Het onderzoek richtte zich, in opdracht van de gemeente, op twee terreinen: de naleving van de Governance Code Cultuur, een kader voor goed bestuur en toezicht in de culturele sector, met regels en principes onder meer voor belangenverstrengeling, en de Wet normering topinkomens. Voor een museum dat als extern verzelfstandigde instelling onder leiding staat van directie, gemeente en raad van toezicht, ligt daar het spanningsveld. Alle aantijgingen uit de media kregen er als vanzelf een plekje in.

Voor een minutieuze reconstructie van de gebeurtenissen gingen alle boeken open. Interne mailwisselingen, de agenda van Ruf, de notulen van de raad van toezicht. Er werden interviews gehouden met de diverse betrokkenen. Hoofdrolspelers waren Beatrix Ruf, toen sinds een week de enige directeur na het opstappen van zakelijk directeur Karin van Gilst per 1 oktober; Ferdinand Grapperhaus, de kersverse voorzitter van de raad van toezicht; Alexander Ribbink, de vorige voorzitter; Madeleine de Cock Buning, lid van de raad en, namens de gemeente, wethouder Kunst en Cultuur Kajsa Ollongren. Het onderzoek doet verslag van hun gedeelde geschiedenis die leidde naar de gebeurtenis op maandag 16 oktober, 18.48 uur, toen Ruf belde naar Grapperhaus om haar ontslag in te dienen.

Welke onzichtbare kracht trad hier in werking, en weet nu buiten de resultaten van het onderzoek te blijven?
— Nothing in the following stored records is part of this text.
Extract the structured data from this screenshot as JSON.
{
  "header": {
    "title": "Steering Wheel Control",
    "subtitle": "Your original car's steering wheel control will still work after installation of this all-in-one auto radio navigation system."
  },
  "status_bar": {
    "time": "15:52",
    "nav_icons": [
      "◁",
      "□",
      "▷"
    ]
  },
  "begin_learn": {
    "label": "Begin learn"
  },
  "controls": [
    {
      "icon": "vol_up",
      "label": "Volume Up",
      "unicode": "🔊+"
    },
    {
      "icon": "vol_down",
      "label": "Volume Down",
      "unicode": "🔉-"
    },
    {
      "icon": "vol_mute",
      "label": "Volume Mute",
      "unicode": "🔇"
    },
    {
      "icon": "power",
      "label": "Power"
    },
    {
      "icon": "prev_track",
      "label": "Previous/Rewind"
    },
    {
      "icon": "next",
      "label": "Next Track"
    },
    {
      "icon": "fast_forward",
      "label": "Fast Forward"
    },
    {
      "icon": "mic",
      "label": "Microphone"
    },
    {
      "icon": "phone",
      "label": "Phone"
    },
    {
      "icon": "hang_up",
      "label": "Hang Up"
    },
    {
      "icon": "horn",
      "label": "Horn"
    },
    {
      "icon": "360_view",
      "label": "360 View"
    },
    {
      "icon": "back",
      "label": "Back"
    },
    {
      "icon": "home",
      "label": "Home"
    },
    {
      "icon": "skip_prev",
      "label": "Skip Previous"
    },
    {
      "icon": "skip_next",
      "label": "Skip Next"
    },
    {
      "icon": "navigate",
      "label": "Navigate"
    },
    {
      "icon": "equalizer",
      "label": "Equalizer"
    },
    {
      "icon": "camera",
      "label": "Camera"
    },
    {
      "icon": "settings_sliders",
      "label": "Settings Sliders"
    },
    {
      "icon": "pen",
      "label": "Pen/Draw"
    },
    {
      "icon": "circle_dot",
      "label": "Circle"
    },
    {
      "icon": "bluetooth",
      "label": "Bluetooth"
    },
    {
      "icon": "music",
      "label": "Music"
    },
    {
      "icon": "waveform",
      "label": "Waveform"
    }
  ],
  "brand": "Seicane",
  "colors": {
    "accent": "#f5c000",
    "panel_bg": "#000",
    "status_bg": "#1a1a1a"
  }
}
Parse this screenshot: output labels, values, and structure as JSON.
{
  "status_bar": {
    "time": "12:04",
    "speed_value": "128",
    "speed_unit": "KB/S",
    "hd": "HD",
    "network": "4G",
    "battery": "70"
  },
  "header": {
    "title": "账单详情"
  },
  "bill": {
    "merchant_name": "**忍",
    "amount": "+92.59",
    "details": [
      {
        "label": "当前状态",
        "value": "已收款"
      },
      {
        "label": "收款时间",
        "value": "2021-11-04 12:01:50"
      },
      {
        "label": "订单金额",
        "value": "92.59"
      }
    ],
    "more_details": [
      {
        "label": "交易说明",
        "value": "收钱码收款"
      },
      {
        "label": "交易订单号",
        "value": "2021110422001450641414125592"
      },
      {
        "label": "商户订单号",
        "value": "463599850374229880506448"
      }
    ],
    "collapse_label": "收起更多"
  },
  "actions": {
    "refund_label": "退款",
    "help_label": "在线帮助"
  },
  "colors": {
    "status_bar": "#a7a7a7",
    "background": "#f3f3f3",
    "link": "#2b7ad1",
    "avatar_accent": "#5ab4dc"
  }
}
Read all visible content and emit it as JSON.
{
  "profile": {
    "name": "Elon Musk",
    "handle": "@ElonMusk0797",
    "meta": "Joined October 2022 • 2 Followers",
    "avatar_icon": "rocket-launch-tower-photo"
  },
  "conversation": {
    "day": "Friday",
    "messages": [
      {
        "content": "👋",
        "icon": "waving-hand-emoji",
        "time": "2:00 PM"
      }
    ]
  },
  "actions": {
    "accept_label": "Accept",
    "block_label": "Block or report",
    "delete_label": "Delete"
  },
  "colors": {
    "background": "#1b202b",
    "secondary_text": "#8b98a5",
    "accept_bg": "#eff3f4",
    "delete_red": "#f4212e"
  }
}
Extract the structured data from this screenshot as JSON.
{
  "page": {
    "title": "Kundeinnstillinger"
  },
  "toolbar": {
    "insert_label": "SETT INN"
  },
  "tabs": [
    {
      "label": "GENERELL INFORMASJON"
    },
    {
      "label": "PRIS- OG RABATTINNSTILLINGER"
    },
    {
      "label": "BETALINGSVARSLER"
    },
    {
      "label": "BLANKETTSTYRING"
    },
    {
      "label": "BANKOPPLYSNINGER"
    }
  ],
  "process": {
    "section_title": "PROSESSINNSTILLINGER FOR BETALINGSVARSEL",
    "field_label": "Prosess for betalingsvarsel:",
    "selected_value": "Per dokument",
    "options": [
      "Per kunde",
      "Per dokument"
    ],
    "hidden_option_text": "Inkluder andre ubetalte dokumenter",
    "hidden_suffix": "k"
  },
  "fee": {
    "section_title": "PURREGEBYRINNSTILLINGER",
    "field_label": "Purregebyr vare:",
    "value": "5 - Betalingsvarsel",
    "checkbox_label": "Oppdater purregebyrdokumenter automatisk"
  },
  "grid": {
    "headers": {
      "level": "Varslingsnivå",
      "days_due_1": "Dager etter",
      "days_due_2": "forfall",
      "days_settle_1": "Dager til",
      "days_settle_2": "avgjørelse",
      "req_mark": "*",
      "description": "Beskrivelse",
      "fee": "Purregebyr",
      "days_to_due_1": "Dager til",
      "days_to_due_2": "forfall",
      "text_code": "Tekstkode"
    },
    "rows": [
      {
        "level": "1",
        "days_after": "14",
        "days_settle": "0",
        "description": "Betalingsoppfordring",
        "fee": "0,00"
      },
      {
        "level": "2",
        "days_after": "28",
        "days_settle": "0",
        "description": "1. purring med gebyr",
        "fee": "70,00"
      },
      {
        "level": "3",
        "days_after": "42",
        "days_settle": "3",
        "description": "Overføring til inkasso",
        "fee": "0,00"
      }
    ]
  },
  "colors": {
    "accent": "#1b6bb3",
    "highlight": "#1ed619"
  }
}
Een kwestie die met de verschijning van het onderzoek eindelijk is opgehelderd, is de precieze toedracht van het opstappen van Ruf. Een vraag die echter onbeantwoord blijft, is waarom het museum zich zo uit het veld liet slaan. Enkele weken functioneerde Grapperhaus slechts als voorzitter van de raad van toezicht, tot zijn benoeming tot minister van Justitie en Veiligheid. Binnen deze termijn kwam de berichtgeving in de kranten op gang en aanvaardde hij, samen met de andere leden van de raad, het ontslag van Ruf.

De onderzoekers omschrijven dat als een ‘noodlottig ongeval’. Hun onderzoek wijst op ‘haarscheurtjes’ in de naleving van het toezicht die bijdroegen tot onduidelijkheid op het moment van de waarheid, toen de raad een beslissing moest nemen, maar niet meer dan dat. Ruf opereerde niet in strijd met haar verplichtingen. Haar valt hoogstens het verwijt te maken dat ze niet altijd ‘in de geest van die voorschriften’ handelde. De Wet normering topinkomens overschreed zij niet.

Een ongeval, dat was het natuurlijk niet. Ja, je ziet het aankomen in de reconstructie in het rapport, die botsing op de kruising, als in een aflevering van Seconds from Disaster. De onrust in de raad na de eerste krantenberichten, de miscommunicatie tussen de nieuwe en de vorige voorzitter van de raad (Ribbink aan Grapperhaus op 10 oktober: ‘It should not be damaging in any way to beatrix because she was covered’), de fouten die gemaakt en niet opgehelderd worden wanneer de raad zelf een eerste onderzoek start. De paniek die volgt en dan de klap, waarna raad van toezicht, gemeente en directie al snel uit elkaar stuiven: de voorzitter van de raad naar een ministerspost, de wethouder naar een ministerspost, de directeur naar huis.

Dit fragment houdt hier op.